The 70-epoch trajectory gives us the integration curve and the decoupling point. Natural extensions:

  1. The sweet-spot model as a research artifact. Checkpoint 20 or 25 is a small, auditable example of a transformer with an amplified, integrated conductor signal. It can be used as the baseline for further interpretability work.

  2. The decoupling transition. Epochs 25-35 bracket the moment generation collapses. Checkpoints at 25, 30, 35 allow fine-grained analysis of what specifically fails — which attention heads change behavior, which layers' top PCs rotate into the conductor subspace, whether the collapse begins at a specific layer or simultaneously.

  3. Embedding annealing. The current run leaves the scaffold active throughout. Future runs could anneal the embedding magnitude to zero over Phase B, so the model has to stand on its own weights earlier. This might find a different sweet spot or delay the collapse.

  4. Lower learning rate, longer run. The decoupling may be a consequence of the model being pushed too hard after integration completes. A learning rate of 5e-6 with a cosine schedule might allow the conductor to settle more gently without dragging the output path into collapse.

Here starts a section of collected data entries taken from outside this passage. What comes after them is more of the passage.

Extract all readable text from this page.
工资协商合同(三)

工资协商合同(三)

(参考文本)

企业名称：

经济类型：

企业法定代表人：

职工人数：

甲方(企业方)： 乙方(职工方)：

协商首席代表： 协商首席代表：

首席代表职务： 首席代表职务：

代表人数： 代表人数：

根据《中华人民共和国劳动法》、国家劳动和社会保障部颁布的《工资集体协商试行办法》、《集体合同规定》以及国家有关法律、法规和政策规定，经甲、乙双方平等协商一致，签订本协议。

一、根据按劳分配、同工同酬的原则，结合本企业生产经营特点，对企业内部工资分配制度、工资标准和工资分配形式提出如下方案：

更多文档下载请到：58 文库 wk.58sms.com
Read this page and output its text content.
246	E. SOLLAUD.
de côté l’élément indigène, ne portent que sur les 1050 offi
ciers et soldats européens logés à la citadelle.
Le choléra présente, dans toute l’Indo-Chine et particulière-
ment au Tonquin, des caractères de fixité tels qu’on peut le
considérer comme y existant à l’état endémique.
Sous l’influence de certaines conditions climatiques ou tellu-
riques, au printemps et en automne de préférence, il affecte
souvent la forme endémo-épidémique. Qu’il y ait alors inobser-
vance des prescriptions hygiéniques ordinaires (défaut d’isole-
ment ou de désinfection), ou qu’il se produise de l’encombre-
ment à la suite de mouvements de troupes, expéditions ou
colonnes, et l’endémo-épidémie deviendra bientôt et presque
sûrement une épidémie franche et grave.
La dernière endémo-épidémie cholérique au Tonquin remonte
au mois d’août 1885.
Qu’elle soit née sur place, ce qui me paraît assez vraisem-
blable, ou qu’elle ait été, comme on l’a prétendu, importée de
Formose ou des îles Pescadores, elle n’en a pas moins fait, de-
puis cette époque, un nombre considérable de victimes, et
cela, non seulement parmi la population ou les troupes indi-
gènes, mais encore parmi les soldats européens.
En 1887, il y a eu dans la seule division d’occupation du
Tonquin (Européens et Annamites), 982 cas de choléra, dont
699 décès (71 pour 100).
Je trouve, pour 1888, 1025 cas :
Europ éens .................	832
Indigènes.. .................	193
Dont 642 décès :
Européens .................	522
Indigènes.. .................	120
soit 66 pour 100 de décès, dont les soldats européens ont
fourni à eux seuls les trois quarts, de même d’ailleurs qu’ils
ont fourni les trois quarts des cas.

Appendix: The Specific Moment of Collapse

Examining epochs 25-35 (saved checkpoints available):

Epoch DM L8 DM L10 Generation character
25 0.9020 0.8909 "revealing the space beneath the glass" (coherent)
30 0.8992 0.8850 "too faint. ????" (collapsed)
35 0.9034 0.8862 "too faint. ????" (collapsed)

The collapse is not continuous. Epoch 25 is coherent; epoch 30 is broken. In 5 epochs (roughly 40 minutes of training on this hardware), the output pipeline went from functional to collapsed. The dark matter ratio at L10 actually decreased slightly during this transition (0.8909 → 0.8850) before recovering, suggesting the final layer was briefly disrupted as the model reconfigured.

This kind of discontinuous collapse — rather than a smooth degradation — is a specific signature worth investigating further. It suggests a phase transition rather than a gradual drift.